「生きれば生きるほど生ビールはうまい!」という提案(?)がとんちんかんに思える理由。

酒やめて、2736日

なかなかあざといキャッチコピーです

「生きれば生きるほど生ビールはうまい!」という缶生ビールのコマーシャルを、さすがに夏本番だけあって目にするようになりました。ちなみに私の家はテレビアンテナを撤去しているので地上波受信ができず、ただしテレビモニターはあってそれでYouTubeを観たりしており、そのYouTube番組で流れています。

余談ながら、このようにテレビモニターで視るYouTube番組のコマーシャルとスマホやタブレットで視るそれとでは、傾向が異なっているように感じます。テレビモニターの場合、地上波テレビと同じようなコマーシャルが流れるのに、スマホやタブレットの場合、ビールのような一般消費財の広告はほとんどない。そもそもスマホやタブレット視聴では、あまりコマ―シュルが挟まれることがないような。

このあたりのからくりがどうなっているのか、調べてもどーもよくわからんのですが、「それはねー〇〇だからだよー」と説明できる人は、単にITに強いというだけでなく世の中の構造が見えている人なのでしょう。たぶん。

それはともかく「生きれば生きるほど生ビールはうまい!」であります。このキャッチコピーは単にごろ合わせ(字合わせ?)だけでなく、そのココロ(?)はといえば「人生をひたむきに生きる人にこの生ビールはふさわしい」「頑張る人には生ビールというご褒美がある」であり、もっと言えば「あなたは人生をひたむきに生きているから、頑張っているから、生ビールを飲む資格があるんだよ」なのでしょう。

「生きれば生きるほど」飲まないほうがいいよね

でもねー、残念ながらその理屈(?)は今の時代、通用しないんですよー。

いや、通用していた時代はあったと思いますよ。日本でいえば、高度成長期からバブル期にかけてはそうでしょう。「ひたむきに生きる」「頑張る」に組織や社会がしっかり応えてくれていました。バブル期に社会人になった私も、それは実感として感じていました(当時は文句ばかり言ってましたが、今考えると罰当たりです)。

だからそうした時代においては、たとえば組織人の場合、就業時間内に「ひたむきに」「頑張る」であれば、仕事が終わったら安心して生ビールを飲むことができ、心の底から「うまい!」だったと思います。
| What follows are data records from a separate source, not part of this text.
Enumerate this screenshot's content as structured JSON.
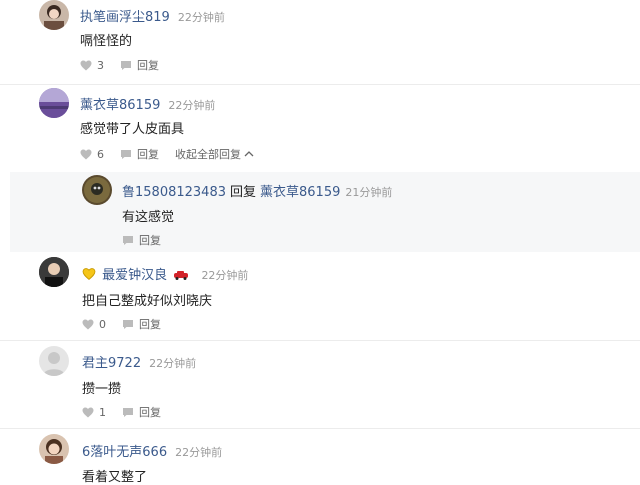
{
  "comments": [
    {
      "user": "执笔画浮尘819",
      "time": "22分钟前",
      "text": "嗝怪怪的",
      "likes": "3",
      "reply": "回复"
    },
    {
      "user": "薰衣草86159",
      "time": "22分钟前",
      "text": "感觉带了人皮面具",
      "likes": "6",
      "reply": "回复",
      "collapse": "收起全部回复"
    },
    {
      "user": "鲁15808123483",
      "reply_word": "回复",
      "reply_to": "薰衣草86159",
      "time": "21分钟前",
      "text": "有这感觉",
      "reply": "回复"
    },
    {
      "user": "最爱钟汉良",
      "time": "22分钟前",
      "text": "把自己整成好似刘晓庆",
      "likes": "0",
      "reply": "回复"
    },
    {
      "user": "君主9722",
      "time": "22分钟前",
      "text": "攒一攒",
      "likes": "1",
      "reply": "回复"
    },
    {
      "user": "6落叶无声666",
      "time": "22分钟前",
      "text": "看着又整了"
    }
  ],
  "icons": {
    "like": "heart-icon",
    "reply": "comment-icon",
    "collapse": "chevron-up-icon",
    "badge": "heart-badge-icon",
    "car": "car-icon"
  },
  "colors": {
    "username": "#3b5a8c",
    "time": "#999999",
    "reply_bg": "#f6f7f8"
  }
}
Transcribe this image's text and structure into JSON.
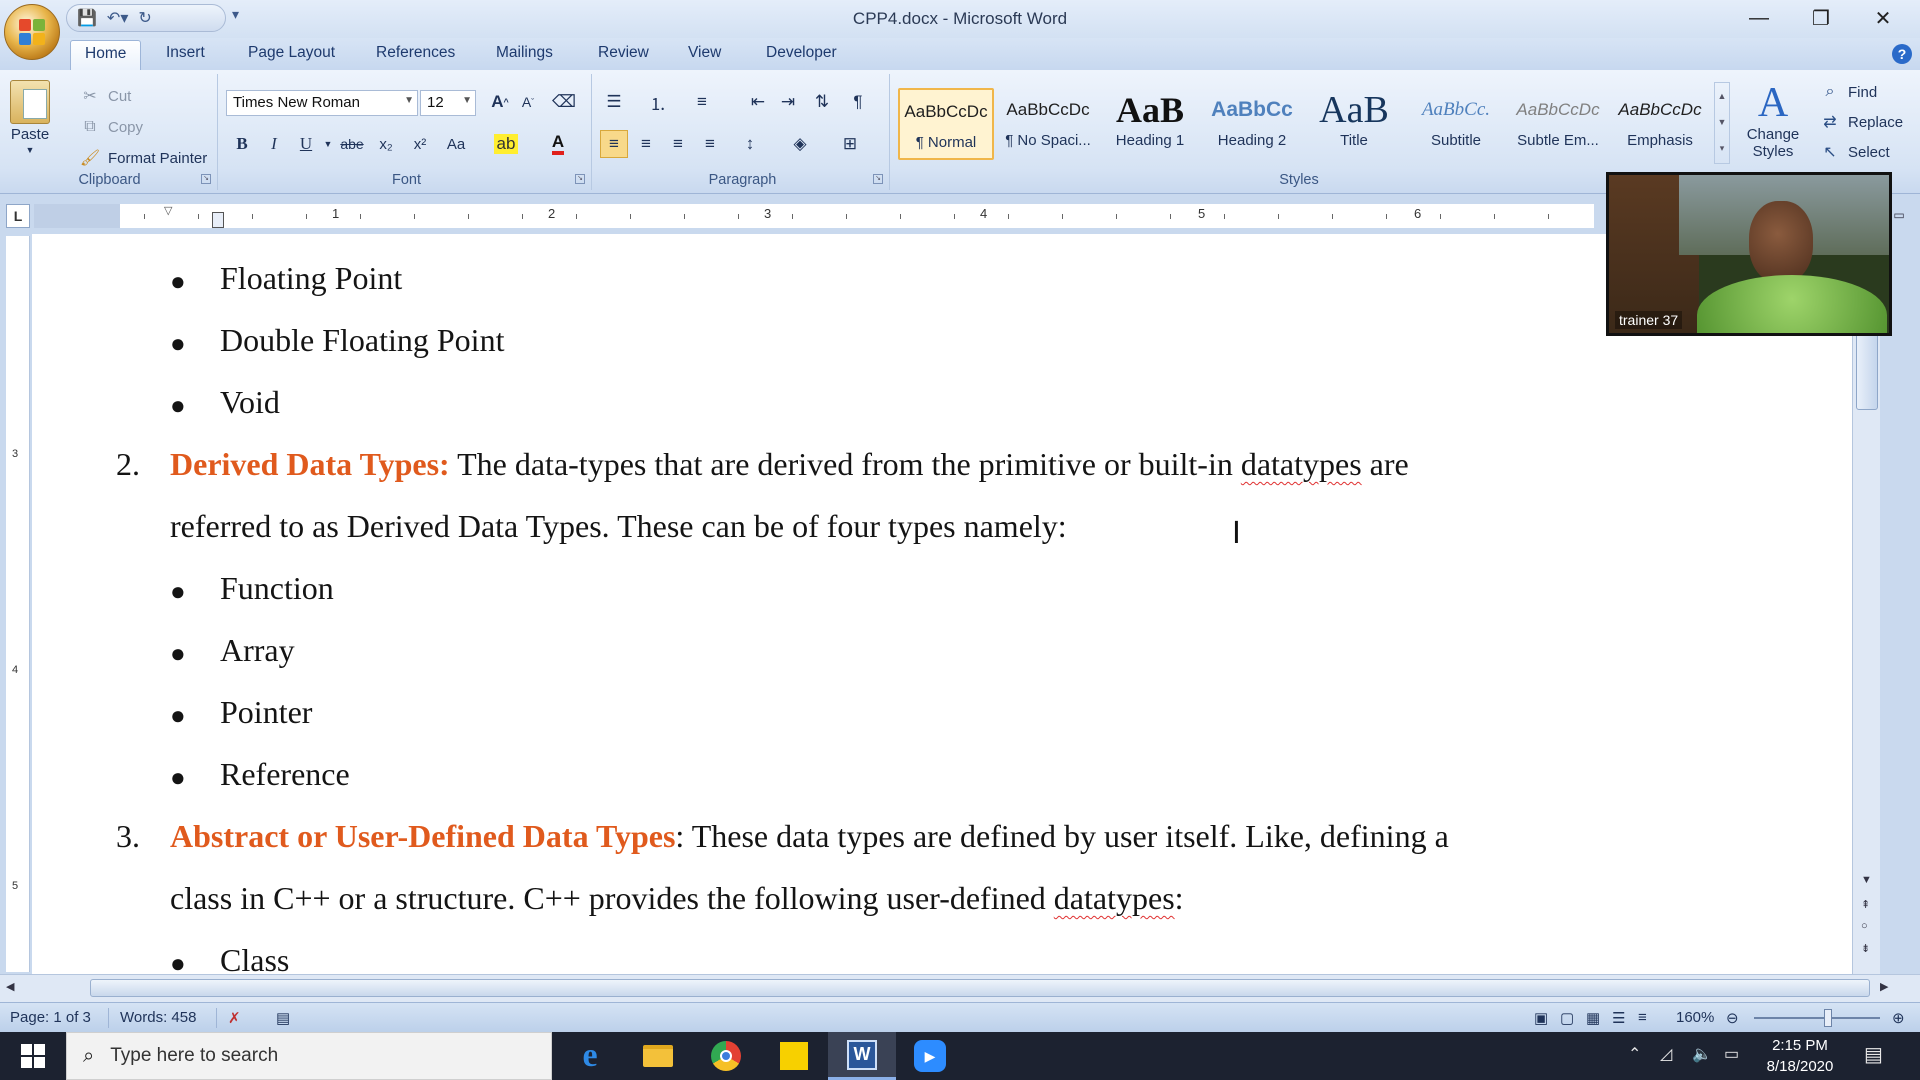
{
  "window": {
    "title": "CPP4.docx - Microsoft Word",
    "controls": {
      "minimize": "—",
      "restore": "❐",
      "close": "✕"
    }
  },
  "tabs": [
    "Home",
    "Insert",
    "Page Layout",
    "References",
    "Mailings",
    "Review",
    "View",
    "Developer"
  ],
  "ribbon": {
    "clipboard": {
      "label": "Clipboard",
      "paste": "Paste",
      "cut": "Cut",
      "copy": "Copy",
      "format_painter": "Format Painter"
    },
    "font": {
      "label": "Font",
      "font_name": "Times New Roman",
      "font_size": "12",
      "bold": "B",
      "italic": "I",
      "underline": "U",
      "strike": "abe",
      "subscript": "x₂",
      "superscript": "x²",
      "change_case": "Aa",
      "font_color": "A"
    },
    "paragraph": {
      "label": "Paragraph"
    },
    "styles": {
      "label": "Styles",
      "items": [
        {
          "preview": "AaBbCcDc",
          "name": "¶ Normal"
        },
        {
          "preview": "AaBbCcDc",
          "name": "¶ No Spaci..."
        },
        {
          "preview": "AaB",
          "name": "Heading 1"
        },
        {
          "preview": "AaBbCc",
          "name": "Heading 2"
        },
        {
          "preview": "AaB",
          "name": "Title"
        },
        {
          "preview": "AaBbCc.",
          "name": "Subtitle"
        },
        {
          "preview": "AaBbCcDc",
          "name": "Subtle Em..."
        },
        {
          "preview": "AaBbCcDc",
          "name": "Emphasis"
        }
      ],
      "change_styles": "Change Styles"
    },
    "editing": {
      "find": "Find",
      "replace": "Replace",
      "select": "Select"
    }
  },
  "ruler": {
    "numbers": [
      "1",
      "2",
      "3",
      "4",
      "5",
      "6"
    ],
    "tab_stop": "L",
    "vertical_numbers": [
      "3",
      "4",
      "5"
    ]
  },
  "document": {
    "bullets_top": [
      "Floating Point",
      "Double Floating Point",
      "Void"
    ],
    "item2": {
      "number": "2.",
      "heading": "Derived Data Types:",
      "line1_rest": " The data-types that are derived from the primitive or built-in ",
      "misspelled1": "datatypes",
      "line1_end": " are",
      "line2": "referred to as Derived Data Types. These can be of four types namely:"
    },
    "bullets_mid": [
      "Function",
      "Array",
      "Pointer",
      "Reference"
    ],
    "item3": {
      "number": "3.",
      "heading": "Abstract or User-Defined Data Types",
      "line1_rest": ": These data types are defined by user itself. Like, defining a",
      "line2_start": "class in C++ or a structure. C++ provides the following user-defined ",
      "misspelled2": "datatypes",
      "line2_end": ":"
    },
    "bullet_partial": "Class"
  },
  "status": {
    "page": "Page: 1 of 3",
    "words": "Words: 458",
    "zoom": "160%"
  },
  "taskbar": {
    "search_placeholder": "Type here to search",
    "time": "2:15 PM",
    "date": "8/18/2020"
  },
  "webcam": {
    "name": "trainer 37"
  },
  "colors": {
    "heading_accent": "#e05a1d",
    "ribbon_bg": "#d6e3f4",
    "taskbar_bg": "#1c2230"
  }
}
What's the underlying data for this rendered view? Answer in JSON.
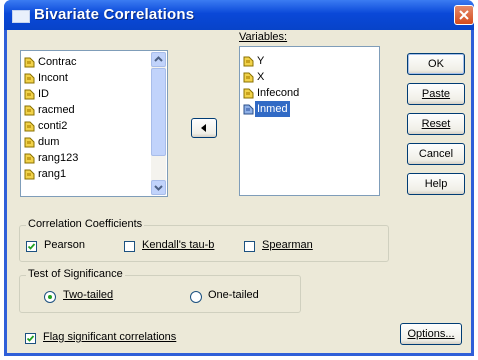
{
  "window": {
    "title": "Bivariate Correlations"
  },
  "source_list": {
    "items": [
      {
        "label": "Contrac"
      },
      {
        "label": "Incont"
      },
      {
        "label": "ID"
      },
      {
        "label": "racmed"
      },
      {
        "label": "conti2"
      },
      {
        "label": "dum"
      },
      {
        "label": "rang123"
      },
      {
        "label": "rang1"
      }
    ]
  },
  "variables": {
    "label": "Variables:",
    "items": [
      {
        "label": "Y",
        "selected": false
      },
      {
        "label": "X",
        "selected": false
      },
      {
        "label": "Infecond",
        "selected": false
      },
      {
        "label": "Inmed",
        "selected": true
      }
    ]
  },
  "buttons": {
    "ok": "OK",
    "paste": "Paste",
    "reset": "Reset",
    "cancel": "Cancel",
    "help": "Help",
    "options": "Options..."
  },
  "correlation_coefficients": {
    "title": "Correlation Coefficients",
    "pearson": {
      "label": "Pearson",
      "checked": true
    },
    "kendall": {
      "label": "Kendall's tau-b",
      "checked": false
    },
    "spearman": {
      "label": "Spearman",
      "checked": false
    }
  },
  "test_of_significance": {
    "title": "Test of Significance",
    "two_tailed": {
      "label": "Two-tailed",
      "selected": true
    },
    "one_tailed": {
      "label": "One-tailed",
      "selected": false
    }
  },
  "flag": {
    "label": "Flag significant correlations",
    "checked": true
  },
  "colors": {
    "title_bar": "#0a48d8",
    "dialog_bg": "#ece9d8",
    "selection": "#316ac5",
    "close_button": "#d54b1d"
  }
}
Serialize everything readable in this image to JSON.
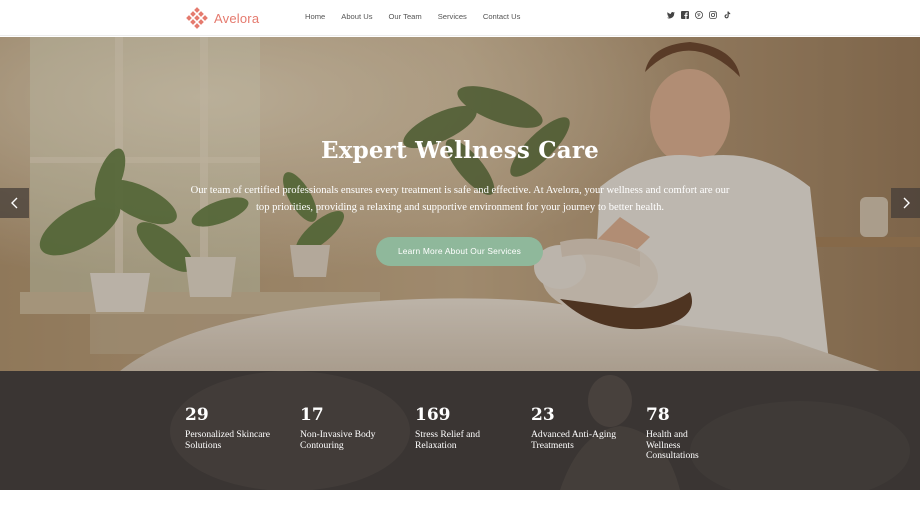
{
  "brand": {
    "name": "Avelora",
    "color": "#e57a6e"
  },
  "nav": {
    "items": [
      {
        "label": "Home"
      },
      {
        "label": "About Us"
      },
      {
        "label": "Our Team"
      },
      {
        "label": "Services"
      },
      {
        "label": "Contact Us"
      }
    ]
  },
  "social": {
    "icons": [
      "twitter-icon",
      "facebook-icon",
      "pinterest-icon",
      "instagram-icon",
      "tiktok-icon"
    ]
  },
  "hero": {
    "title": "Expert Wellness Care",
    "text": "Our team of certified professionals ensures every treatment is safe and effective. At Avelora, your wellness and comfort are our top priorities, providing a relaxing and supportive environment for your journey to better health.",
    "button_label": "Learn More About Our Services",
    "button_color": "#8fb89b",
    "prev_icon": "chevron-left-icon",
    "next_icon": "chevron-right-icon"
  },
  "stats": {
    "background": "#3a3533",
    "items": [
      {
        "number": "29",
        "label": "Personalized Skincare Solutions"
      },
      {
        "number": "17",
        "label": "Non-Invasive Body Contouring"
      },
      {
        "number": "169",
        "label": "Stress Relief and Relaxation"
      },
      {
        "number": "23",
        "label": "Advanced Anti-Aging Treatments"
      },
      {
        "number": "78",
        "label": "Health and Wellness Consultations"
      }
    ]
  }
}
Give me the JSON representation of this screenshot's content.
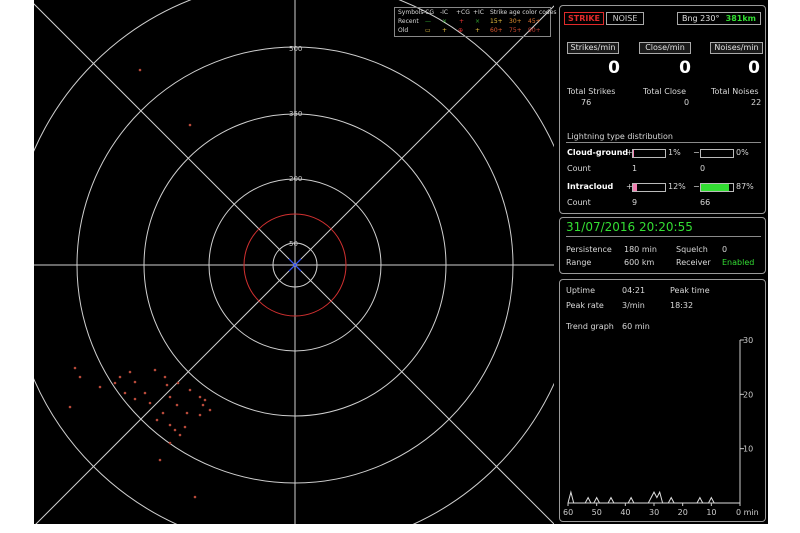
{
  "colors": {
    "accent_green": "#33dd33",
    "strike_red": "#e02a2a",
    "ring_red": "#d03030",
    "dot": "#b84a3a",
    "pink": "#f07fb0",
    "blue": "#3050ff"
  },
  "legend": {
    "header": {
      "symbols": "Symbols",
      "neg_cg": "-CG",
      "neg_ic": "-IC",
      "pos_cg": "+CG",
      "pos_ic": "+IC",
      "age": "Strike age color codes"
    },
    "recent": {
      "label": "Recent",
      "s1": "—",
      "s2": "×",
      "s3": "+",
      "s4": "×",
      "a1": "15+",
      "a2": "30+",
      "a3": "45+"
    },
    "old": {
      "label": "Old",
      "s1": "▭",
      "s2": "+",
      "s3": "⊕",
      "s4": "+",
      "a1": "60+",
      "a2": "75+",
      "a3": "90+"
    }
  },
  "radar": {
    "range_labels": [
      "500",
      "350",
      "200",
      "50"
    ],
    "strikes": [
      [
        -155,
        -195
      ],
      [
        -105,
        -140
      ],
      [
        -220,
        103
      ],
      [
        -215,
        112
      ],
      [
        -195,
        122
      ],
      [
        -165,
        107
      ],
      [
        -160,
        117
      ],
      [
        -140,
        105
      ],
      [
        -130,
        112
      ],
      [
        -128,
        120
      ],
      [
        -150,
        128
      ],
      [
        -145,
        138
      ],
      [
        -125,
        132
      ],
      [
        -117,
        118
      ],
      [
        -105,
        125
      ],
      [
        -95,
        132
      ],
      [
        -118,
        140
      ],
      [
        -108,
        148
      ],
      [
        -92,
        140
      ],
      [
        -85,
        145
      ],
      [
        -132,
        148
      ],
      [
        -138,
        155
      ],
      [
        -125,
        160
      ],
      [
        -110,
        162
      ],
      [
        -115,
        170
      ],
      [
        -125,
        178
      ],
      [
        -135,
        195
      ],
      [
        -95,
        150
      ],
      [
        -180,
        118
      ],
      [
        -170,
        128
      ],
      [
        -225,
        142
      ],
      [
        -100,
        232
      ],
      [
        -90,
        135
      ],
      [
        -160,
        134
      ],
      [
        -120,
        165
      ],
      [
        -175,
        112
      ]
    ]
  },
  "header": {
    "strike": "STRIKE",
    "noise": "NOISE",
    "bearing": "Bng 230°",
    "distance": "381km"
  },
  "rates": {
    "strikes_btn": "Strikes/min",
    "close_btn": "Close/min",
    "noises_btn": "Noises/min",
    "strikes_val": "0",
    "close_val": "0",
    "noises_val": "0",
    "total_strikes_label": "Total Strikes",
    "total_close_label": "Total Close",
    "total_noises_label": "Total Noises",
    "total_strikes": "76",
    "total_close": "0",
    "total_noises": "22"
  },
  "distribution": {
    "title": "Lightning type distribution",
    "cg_label": "Cloud-ground",
    "ic_label": "Intracloud",
    "count_label": "Count",
    "plus": "+",
    "minus": "−",
    "cg_pos_pct": "1%",
    "cg_neg_pct": "0%",
    "ic_pos_pct": "12%",
    "ic_neg_pct": "87%",
    "cg_pos_frac": 0.01,
    "cg_neg_frac": 0.0,
    "ic_pos_frac": 0.12,
    "ic_neg_frac": 0.87,
    "cg_count_pos": "1",
    "cg_count_neg": "0",
    "ic_count_pos": "9",
    "ic_count_neg": "66"
  },
  "status": {
    "datetime": "31/07/2016 20:20:55",
    "persistence_label": "Persistence",
    "persistence": "180 min",
    "squelch_label": "Squelch",
    "squelch": "0",
    "range_label": "Range",
    "range": "600 km",
    "receiver_label": "Receiver",
    "receiver": "Enabled"
  },
  "stats": {
    "uptime_label": "Uptime",
    "uptime": "04:21",
    "peaktime_label": "Peak time",
    "peakrate_label": "Peak rate",
    "peakrate": "3/min",
    "peaktime": "18:32",
    "trend_label": "Trend graph",
    "trend_range": "60 min"
  },
  "chart_data": {
    "type": "line",
    "x": [
      60,
      59,
      58,
      57,
      56,
      55,
      54,
      53,
      52,
      51,
      50,
      49,
      48,
      47,
      46,
      45,
      44,
      43,
      42,
      41,
      40,
      39,
      38,
      37,
      36,
      35,
      34,
      33,
      32,
      31,
      30,
      29,
      28,
      27,
      26,
      25,
      24,
      23,
      22,
      21,
      20,
      19,
      18,
      17,
      16,
      15,
      14,
      13,
      12,
      11,
      10,
      9,
      8,
      7,
      6,
      5,
      4,
      3,
      2,
      1,
      0
    ],
    "values": [
      0,
      2,
      0,
      0,
      0,
      0,
      0,
      1,
      0,
      0,
      1,
      0,
      0,
      0,
      0,
      1,
      0,
      0,
      0,
      0,
      0,
      0,
      1,
      0,
      0,
      0,
      0,
      0,
      0,
      1,
      2,
      1,
      2,
      0,
      0,
      0,
      1,
      0,
      0,
      0,
      0,
      0,
      0,
      0,
      0,
      0,
      1,
      0,
      0,
      0,
      1,
      0,
      0,
      0,
      0,
      0,
      0,
      0,
      0,
      0,
      0
    ],
    "x_ticks": [
      "60",
      "50",
      "40",
      "30",
      "20",
      "10",
      "0 min"
    ],
    "y_ticks": [
      "30",
      "20",
      "10"
    ],
    "xlim": [
      60,
      0
    ],
    "ylim": [
      0,
      30
    ]
  }
}
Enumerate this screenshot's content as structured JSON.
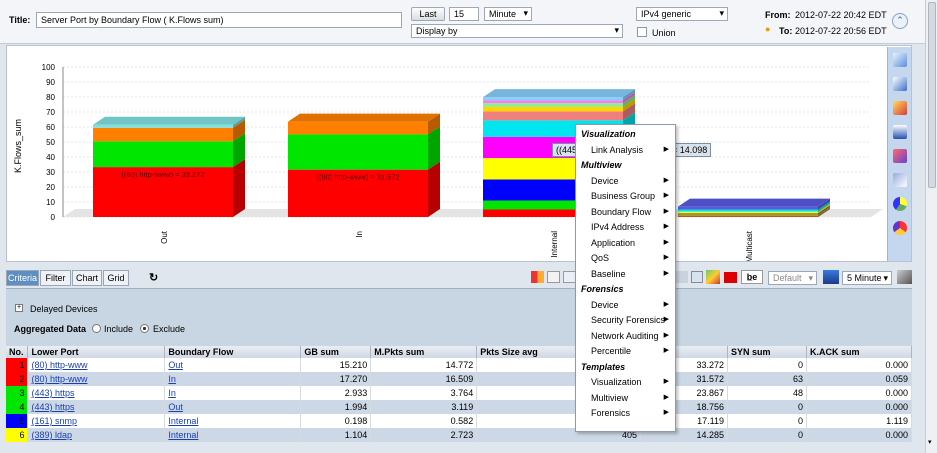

そうしていても、お金もついてきたし、キャリアもついてきたし、将来的な人生設計もできた。

その時代に引っかかっていた我々の世代のなかには、そのように頑張って仕事して、その結果、言うなれば一生、生ビールを美味しく飲める権利(?)を手にした人間もいます。ただし、そこから道を外れてしまった私や、あるいは私たちよりも下の世代は、なかなかそうはいかない。

いわゆる新自由主義の竹中改革以来、「ひたむきに生きる」「頑張る」とお金やキャリア、あるいは一生安泰といったようなこととの因果関係はきわめて希薄になってしまいました。まったくねー、世界史のなかで奇跡的といっていいほどに一般労働者が報われていた日本モデルを、なぜわざわざ壊してしまったのかと思いますよ。素人考えですが。

そして今、なんらかのかたちで報われようと思えば、自分で何かやるしかなく、そうしたときに重要になるのは作業量ってやつですよね。たとえばYouTubeの世界は完全な作業量勝負ですし、他のことにしても「なにかやる」ためのインフラがITである以上そうならざるを得ないでしょう。そして作業量を支えるのは時間です。そこへもってきて、酒さんの時間強奪能力は半端ない。

ということは、ですよ、今は「生きれば生きるほど生ビールはうまい!」ではなく「生きれば生きるほど生ビールは必要ない!」になるのであります。論の帰結として。これは断酒erとして言っているわけではなく、もう社会構造的にそうなのだから仕方ありません。